Da Parigi a Bogotà, da New York a Vienna le amministrazioni cittadine si sono mosse tutte in questa direzione. Il ministro della mobilità, dei lavori pubblici e della sicurezza stradale della regione di Bruxelles, Elke Van den Brandt, ha dichiarato alla Deutsche Welle che “la fine del lockdown impone grandi sfide e per affrontarle sono necessarie decisioni radicali”. Secondo Van den Brandt, la politica ha il compito “di analizzare la situazione e prendere decisioni che vadano nell’interesse generale dei cittadini.
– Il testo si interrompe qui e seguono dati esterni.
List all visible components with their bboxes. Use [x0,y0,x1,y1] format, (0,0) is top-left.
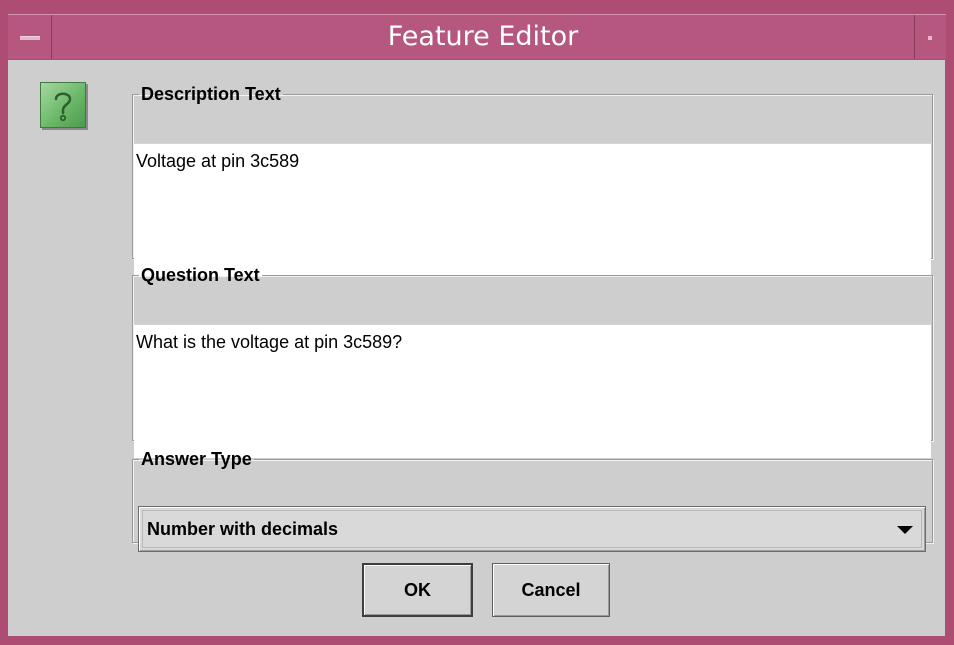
minimize-button[interactable] [914,15,946,59]
question-legend: Question Text [141,265,260,285]
description-group: Description Text Voltage at pin 3c589 [132,84,933,277]
ok-button[interactable]: OK [362,563,473,617]
description-textarea[interactable]: Voltage at pin 3c589 [134,143,931,277]
minimize-icon [928,36,932,40]
answer-type-group: Answer Type Number with decimals [132,449,933,552]
window-menu-button[interactable] [8,15,52,59]
answer-type-selected-value: Number with decimals [147,518,339,539]
answer-type-select[interactable]: Number with decimals [138,506,926,552]
dialog-content: Description Text Voltage at pin 3c589 Qu… [8,60,945,636]
window-menu-icon [20,36,40,40]
question-icon [40,82,86,128]
window-title: Feature Editor [387,21,579,52]
chevron-down-icon[interactable] [897,526,913,534]
description-legend: Description Text [141,84,281,104]
question-group: Question Text What is the voltage at pin… [132,265,933,458]
feature-editor-window: Feature Editor Description Text Voltage … [0,0,954,645]
question-textarea[interactable]: What is the voltage at pin 3c589? [134,324,931,458]
title-bar[interactable]: Feature Editor [8,14,946,59]
answer-type-legend: Answer Type [141,449,252,469]
cancel-button[interactable]: Cancel [492,563,610,617]
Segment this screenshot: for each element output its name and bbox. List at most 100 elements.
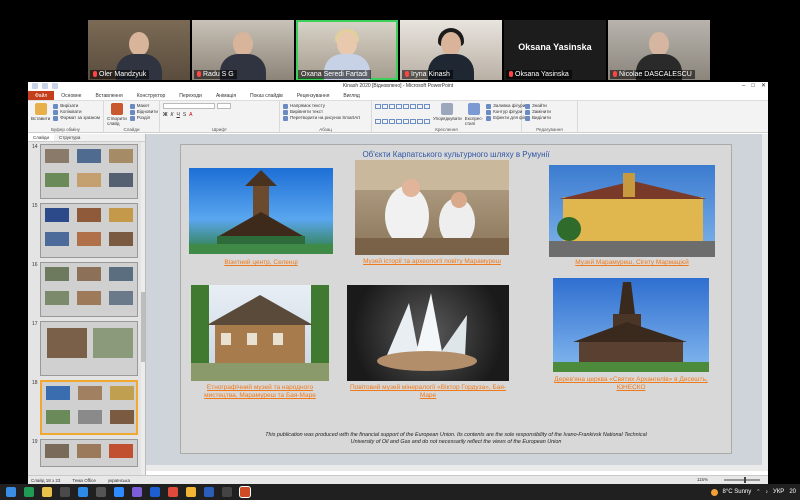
- undo-icon[interactable]: [42, 83, 48, 89]
- muted-mic-icon: [613, 71, 617, 78]
- slide-thumbnail[interactable]: [40, 144, 138, 199]
- scissors-icon: [53, 103, 59, 109]
- vertical-scrollbar[interactable]: [762, 134, 768, 465]
- underline-icon[interactable]: Ч: [176, 112, 179, 118]
- font-color-icon[interactable]: A: [189, 112, 192, 118]
- photo-ethnographic-museum[interactable]: [191, 285, 329, 381]
- scroll-thumb[interactable]: [141, 292, 145, 362]
- app-icon[interactable]: [96, 487, 106, 497]
- video-tile[interactable]: Nicolae DASCALESCU: [608, 20, 710, 80]
- chrome-icon[interactable]: [186, 487, 196, 497]
- font-name-select[interactable]: [163, 103, 215, 109]
- tab-slides[interactable]: Слайди: [28, 134, 55, 141]
- redo-icon[interactable]: [52, 83, 58, 89]
- slide-thumbnail[interactable]: [40, 439, 138, 467]
- tab-transitions[interactable]: Переходи: [172, 91, 209, 100]
- format-painter-button[interactable]: Формат за зразком: [53, 115, 100, 121]
- photo-wooden-church[interactable]: [553, 278, 709, 372]
- weather-text[interactable]: 8°C Sunny: [723, 489, 752, 495]
- tab-file[interactable]: Файл: [28, 91, 55, 100]
- slide-editor: Об'єкти Карпатського культурного шляху в…: [146, 134, 768, 465]
- close-button[interactable]: ✕: [761, 82, 766, 91]
- slide-thumbnail[interactable]: [40, 321, 138, 376]
- status-bar: Слайд 18 з 23 Тема Office українська 115…: [28, 475, 768, 484]
- wooden-tower-image: [189, 170, 333, 254]
- zoom-icon[interactable]: [114, 487, 124, 497]
- photo-visitor-center[interactable]: [189, 168, 333, 254]
- zoom-slider[interactable]: [724, 476, 760, 483]
- wooden-house-image: [191, 285, 329, 381]
- smartart-button[interactable]: Перетворити на рисунок SmartArt: [283, 115, 368, 121]
- slide-thumbnail-selected[interactable]: [40, 380, 138, 435]
- telegram-icon[interactable]: [150, 487, 160, 497]
- video-tile[interactable]: Oleг Mandzyuk: [88, 20, 190, 80]
- weather-icon[interactable]: [710, 488, 718, 496]
- horizontal-scrollbar[interactable]: [146, 465, 768, 471]
- caption-visitor-center[interactable]: Візитний центр, Селенці: [189, 259, 333, 267]
- powerpoint-icon[interactable]: [239, 486, 251, 498]
- font-size-select[interactable]: [217, 103, 231, 109]
- slide-thumbnail[interactable]: [40, 203, 138, 258]
- word-icon[interactable]: [204, 487, 214, 497]
- slide-thumbnail-row[interactable]: 14: [32, 144, 138, 200]
- slide-thumbnail-row-selected[interactable]: 18: [32, 380, 138, 436]
- strike-icon[interactable]: S: [183, 112, 186, 118]
- tab-view[interactable]: Вигляд: [336, 91, 366, 100]
- bold-icon[interactable]: Ж: [163, 112, 168, 118]
- viber-icon[interactable]: [132, 487, 142, 497]
- caption-wooden-church[interactable]: Дерев'яна церква «Святих Архангелів» в Д…: [553, 376, 709, 392]
- app-icon[interactable]: [60, 487, 70, 497]
- app-icon[interactable]: [222, 487, 232, 497]
- muted-mic-icon: [509, 71, 513, 78]
- italic-icon[interactable]: К: [171, 112, 174, 118]
- video-tile-no-camera[interactable]: Oksana Yasinska Oksana Yasinska: [504, 20, 606, 80]
- slide-thumbnail-row[interactable]: 15: [32, 203, 138, 259]
- brush-icon: [53, 115, 59, 121]
- caption-history-museum[interactable]: Музей історії та археології повіту Марам…: [355, 258, 509, 266]
- skype-icon[interactable]: [78, 487, 88, 497]
- maximize-button[interactable]: □: [751, 82, 755, 91]
- video-tile[interactable]: Radu S G: [192, 20, 294, 80]
- crystals-image: [377, 293, 477, 371]
- tray-arrow-icon[interactable]: ⌃: [756, 489, 760, 495]
- select-button[interactable]: Виділити: [525, 115, 574, 121]
- edge-browser-icon[interactable]: [24, 487, 34, 497]
- language-indicator[interactable]: українська: [108, 478, 130, 483]
- section-icon: [129, 115, 135, 121]
- save-icon[interactable]: [32, 83, 38, 89]
- photo-maramures-museum[interactable]: [549, 165, 715, 257]
- clock[interactable]: 20: [789, 489, 796, 495]
- current-slide[interactable]: Об'єкти Карпатського культурного шляху в…: [180, 144, 732, 454]
- section-button[interactable]: Розділ: [129, 115, 158, 121]
- zoom-level[interactable]: 115%: [697, 477, 708, 482]
- tab-outline[interactable]: Структура: [54, 134, 85, 141]
- windows-start-icon[interactable]: [6, 487, 16, 497]
- volume-icon[interactable]: ♪: [766, 489, 769, 495]
- video-tile[interactable]: Iryna Kinash: [400, 20, 502, 80]
- photo-mineralogy-museum[interactable]: [347, 285, 509, 381]
- tab-slideshow[interactable]: Показ слайдів: [243, 91, 290, 100]
- editing-group: Знайти Замінити Виділити Редагування: [522, 101, 578, 133]
- slide-thumbnail[interactable]: [40, 262, 138, 317]
- tab-review[interactable]: Рецензування: [290, 91, 337, 100]
- slide-thumbnail-row[interactable]: 17: [32, 321, 138, 377]
- photos-icon[interactable]: [168, 487, 178, 497]
- photo-history-museum[interactable]: [355, 160, 509, 255]
- museum-building-image: [549, 173, 715, 257]
- keyboard-language[interactable]: УКР: [773, 489, 784, 495]
- zoom-slider-thumb[interactable]: [744, 476, 746, 483]
- quick-styles-icon: [467, 103, 480, 115]
- caption-maramures-museum[interactable]: Музей Марамуреш, Сігету Мармацієй: [549, 259, 715, 267]
- video-tile-active-speaker[interactable]: Oxana Seredi Fartadi: [296, 20, 398, 80]
- pane-scrollbar[interactable]: [141, 142, 145, 475]
- tab-design[interactable]: Конструктор: [130, 91, 173, 100]
- caption-mineralogy-museum[interactable]: Повітовий музей мінералогії «Віктор Горд…: [347, 384, 509, 400]
- minimize-button[interactable]: –: [742, 82, 745, 91]
- tab-home[interactable]: Основне: [54, 91, 88, 100]
- tab-insert[interactable]: Вставлення: [88, 91, 129, 100]
- group-label: Слайди: [123, 127, 140, 132]
- tab-animations[interactable]: Анімація: [209, 91, 243, 100]
- file-explorer-icon[interactable]: [42, 487, 52, 497]
- caption-ethnographic-museum[interactable]: Етнографічний музей та народного мистецт…: [191, 384, 329, 400]
- slide-thumbnail-row[interactable]: 16: [32, 262, 138, 318]
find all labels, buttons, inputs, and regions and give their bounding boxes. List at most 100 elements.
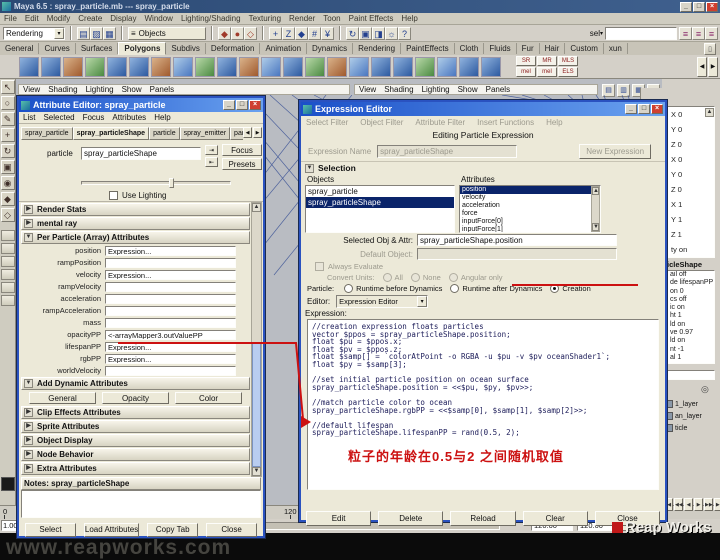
transport-button[interactable]: ◀◀: [674, 498, 683, 511]
move-tool-icon[interactable]: +: [1, 128, 15, 142]
attribute-value-field[interactable]: [105, 282, 236, 292]
add-attribute-button[interactable]: Color: [175, 392, 242, 404]
section-bar[interactable]: ▶ mental ray: [21, 217, 250, 230]
shelf-icon[interactable]: [261, 57, 281, 77]
transport-button[interactable]: ▶: [694, 498, 703, 511]
ipr-render-icon[interactable]: ◨: [372, 27, 385, 40]
add-attribute-button[interactable]: Opacity: [102, 392, 169, 404]
panel-menu-item[interactable]: Show: [122, 85, 142, 94]
attributes-list[interactable]: positionvelocityaccelerationforceinputFo…: [459, 185, 601, 233]
radio-icon[interactable]: [344, 284, 353, 293]
channel-box-footer-field[interactable]: [667, 370, 715, 380]
layout-shortcut-button[interactable]: [1, 269, 15, 280]
attribute-editor-tab[interactable]: particleClo: [230, 127, 243, 140]
ee-minimize-button[interactable]: _: [625, 104, 637, 114]
shelf-icon[interactable]: [481, 57, 501, 77]
show-future-icon[interactable]: ⇤: [205, 157, 218, 167]
attribute-value-field[interactable]: Expression...: [105, 354, 236, 364]
particle-mode-option[interactable]: Runtime before Dynamics: [344, 284, 450, 293]
expression-text-area[interactable]: //creation expression floats particlesve…: [307, 319, 659, 490]
ae-menu-item[interactable]: List: [23, 113, 35, 122]
new-scene-icon[interactable]: ▤: [77, 27, 90, 40]
attribute-value-field[interactable]: Expression...: [105, 246, 236, 256]
ae-bottom-button[interactable]: Copy Tab: [147, 523, 198, 537]
save-scene-icon[interactable]: ▦: [103, 27, 116, 40]
particle-mode-option[interactable]: Creation: [550, 284, 598, 293]
channel-row[interactable]: ve 0.97: [668, 329, 714, 337]
editor-dropdown[interactable]: Expression Editor ▾: [336, 295, 428, 308]
object-list-item[interactable]: spray_particleShape: [306, 197, 454, 208]
shape-channel-list[interactable]: ail offde lifespanPP oon 0cs offic onht …: [667, 270, 715, 364]
ae-bottom-button[interactable]: Load Attributes: [84, 523, 139, 537]
menu-item[interactable]: File: [4, 14, 17, 23]
attribute-editor-window[interactable]: Attribute Editor: spray_particle _ □ × L…: [17, 96, 265, 538]
shelf-tab[interactable]: Rendering: [353, 43, 401, 54]
toggle-tool-settings-icon[interactable]: ≡: [692, 27, 705, 40]
layout-shortcut-button[interactable]: [1, 282, 15, 293]
selection-mask-field[interactable]: ≡ Objects: [128, 27, 206, 40]
section-bar[interactable]: ▶ Clip Effects Attributes: [21, 406, 250, 419]
always-evaluate-checkbox[interactable]: [315, 262, 324, 271]
mel-shelf-button[interactable]: SR: [516, 56, 536, 66]
shelf-icon[interactable]: [283, 57, 303, 77]
collapse-arrow-icon[interactable]: ▼: [24, 379, 33, 388]
shelf-scroll-right-icon[interactable]: ▶: [708, 57, 718, 77]
ae-menu-item[interactable]: Help: [154, 113, 170, 122]
shelf-icon[interactable]: [393, 57, 413, 77]
attribute-list-item[interactable]: velocity: [460, 194, 592, 202]
section-bar[interactable]: ▶ Extra Attributes: [21, 462, 250, 475]
menuset-dropdown-arrow-icon[interactable]: ▾: [54, 28, 64, 39]
particle-mode-option[interactable]: Runtime after Dynamics: [450, 284, 550, 293]
objects-list[interactable]: spray_particlespray_particleShape: [305, 185, 455, 233]
section-bar[interactable]: ▶ Node Behavior: [21, 448, 250, 461]
shelf-tab[interactable]: PaintEffects: [401, 43, 455, 54]
attribute-editor-tab[interactable]: spray_particle: [21, 127, 73, 140]
soft-mod-tool-icon[interactable]: ◉: [1, 176, 15, 190]
shelf-tab[interactable]: Hair: [540, 43, 566, 54]
select-by-hierarchy-icon[interactable]: ◆: [218, 27, 231, 40]
toggle-attribute-editor-icon[interactable]: ≡: [679, 27, 692, 40]
menuset-dropdown[interactable]: Rendering ▾: [3, 27, 65, 40]
ae-menu-item[interactable]: Selected: [43, 113, 74, 122]
attribute-list-item[interactable]: force: [460, 210, 592, 218]
use-lighting-checkbox[interactable]: [109, 191, 118, 200]
menu-item[interactable]: Help: [401, 14, 417, 23]
attribute-value-field[interactable]: <-arrayMapper3.outValuePP: [105, 330, 236, 340]
section-bar[interactable]: ▶ Render Stats: [21, 203, 250, 216]
attribute-editor-tab[interactable]: spray_emitter: [180, 127, 230, 140]
mel-shelf-button[interactable]: mel: [537, 67, 557, 77]
transform-channel-list[interactable]: X 0Y 0Z 0X 0Y 0Z 0X 1Y 1Z 1ty on: [667, 106, 715, 258]
ee-bottom-button[interactable]: Edit: [306, 511, 371, 526]
radio-icon[interactable]: [550, 284, 559, 293]
show-manipulator-tool-icon[interactable]: ◆: [1, 192, 15, 206]
expression-name-field[interactable]: spray_particleShape: [377, 145, 517, 158]
expression-editor-window[interactable]: Expression Editor _ □ × Select FilterObj…: [299, 100, 667, 522]
sel-dropdown-arrow-icon[interactable]: ▾: [600, 30, 603, 37]
attribute-list-item[interactable]: acceleration: [460, 202, 592, 210]
shelf-trash-icon[interactable]: ▯: [704, 43, 716, 55]
expression-editor-titlebar[interactable]: Expression Editor _ □ ×: [301, 102, 665, 116]
channel-row[interactable]: Y 1: [668, 212, 714, 227]
shelf-icon[interactable]: [173, 57, 193, 77]
ae-maximize-button[interactable]: □: [236, 100, 248, 110]
channel-row[interactable]: Z 0: [668, 182, 714, 197]
shelf-icon[interactable]: [437, 57, 457, 77]
layout-shortcut-button[interactable]: [1, 295, 15, 306]
attribute-editor-tab[interactable]: spray_particleShape: [73, 127, 149, 140]
ee-bottom-button[interactable]: Reload: [450, 511, 515, 526]
panel-menu-item[interactable]: Show: [458, 85, 478, 94]
convert-units-option[interactable]: None: [411, 273, 449, 282]
shelf-tab[interactable]: Surfaces: [76, 43, 119, 54]
convert-units-option[interactable]: Angular only: [449, 273, 511, 282]
menu-item[interactable]: Display: [110, 14, 136, 23]
add-dynamic-section-bar[interactable]: ▼ Add Dynamic Attributes: [21, 377, 250, 390]
layout-shortcut-button[interactable]: [1, 230, 15, 241]
shelf-tab[interactable]: Curves: [39, 43, 75, 54]
shelf-icon[interactable]: [41, 57, 61, 77]
attribute-list-item[interactable]: inputForce[1]: [460, 226, 592, 233]
radio-icon[interactable]: [411, 273, 420, 282]
shelf-tab[interactable]: xun: [604, 43, 628, 54]
menu-item[interactable]: Edit: [25, 14, 39, 23]
expand-arrow-icon[interactable]: ▶: [24, 422, 33, 431]
shelf-scroll-left-icon[interactable]: ◀: [697, 57, 707, 77]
La necessità ora è quella di ripartire e farlo garantendo la sicurezza. E per garantirla c’è un solo modo, facilitare il distanziamento tra le persone, obbiettivo difficile in presenza di strade colme di traffico”.

 

Per il sindaco di Parigi Anne Hidalgo il Covid-19 sta solo accelerando la necessaria trasformazione delle nostre città. La prima cittadina della capitale francese ha dato il via a un piano di modifica della viabilità che prevede 450 chilometri di corsie ciclabili, alcune “al momento temporanee”, e la creazione di nuovi parcheggi – oltre duemila posti che saranno gratuiti se in possesso dell’abbonamento del trasporto pubblico o se in possesso di bicicletta o trotinette – nell'aree urbane esterne per facilitare la multimodalità di trasporto. Inoltre ha annunciato di essere al lavoro per estendere le zone pedonali della città. Una strategia condivisa con il governo guidato da Édouard Philippe, che ha stanziato 20 milioni di euro per incentivare i cittadini all’acquisto di biciclette. Qualcosa di simile è stato applicato anche in Italia con l'inserimento nel decreto Rilancio del cosiddetto Bonus bici che concede a chi acquista una nuova bicicletta un rimborso del 60 per cento sino a 500 euro.

 

A New York e a Barcellona, la decisione di aumentare le zone a traffico zero (sebbene non sia stata ancora approvata) è stata presa anche per agevolare la ripresa economica di ristoranti e bar. Nella sola Barcellona, l’adeguamento alle misure anti-Covid e l’aumento della distanza tra i tavoli avrebbero fatto perdere circa il 35 per cento del numero dei coperti, mettendo così a rischio chiusura il 40 per cento delle attività (che producono circa il 15 per cento del pil cittadino). Se i muri non si possono allargare, l’esterno invece può essere utilizzato. E questo utilizzo non può essere fatto a discapito dei passanti. La pedonalizzazione è diventata così una risorsa necessaria per non aggravare la crisi di un settore fiorente dell’economia catalana. 

 

A Siviglia questa scelta è stata presa già da qualche anno. L’aumento delle pedonalizzazioni, la diminuzione del numero di auto in città (sia per numero che per volume di traffico) ha provocato una crescita dell’economia cittadina di circa il 9 per cento. 

 

Milano ha già intrapreso questa strada, tanto da essere inserita dal World Economics Forum tra gli esempi da seguire. Roma sta iniziando con qualche ritardo a percorrerla. Nuove corsie ciclabili sono state già realizzate e altri cantieri sono prossimi all’apertura. A mancare al momento è un programma di pedonalizzazione che, paradossalmente, commercianti e ristoratori stanno iniziando a invocare. Proprio chi un tempo si era dimostrato contrario alle pedonalizzazioni e le aveva additate come pericolo per una contrazione degli affari, ora si dimostra non solo più possibilista, ma addirittura le invoca. È successo in Germania, in Francia, in Spagna, perfino a New York. Sono cambiati i tempi e forse quel report del 2016 della European Cyclists’ Federation, che sottolineava i benefici per il commercio delle zone pedonali, ora inizierà a girare di più.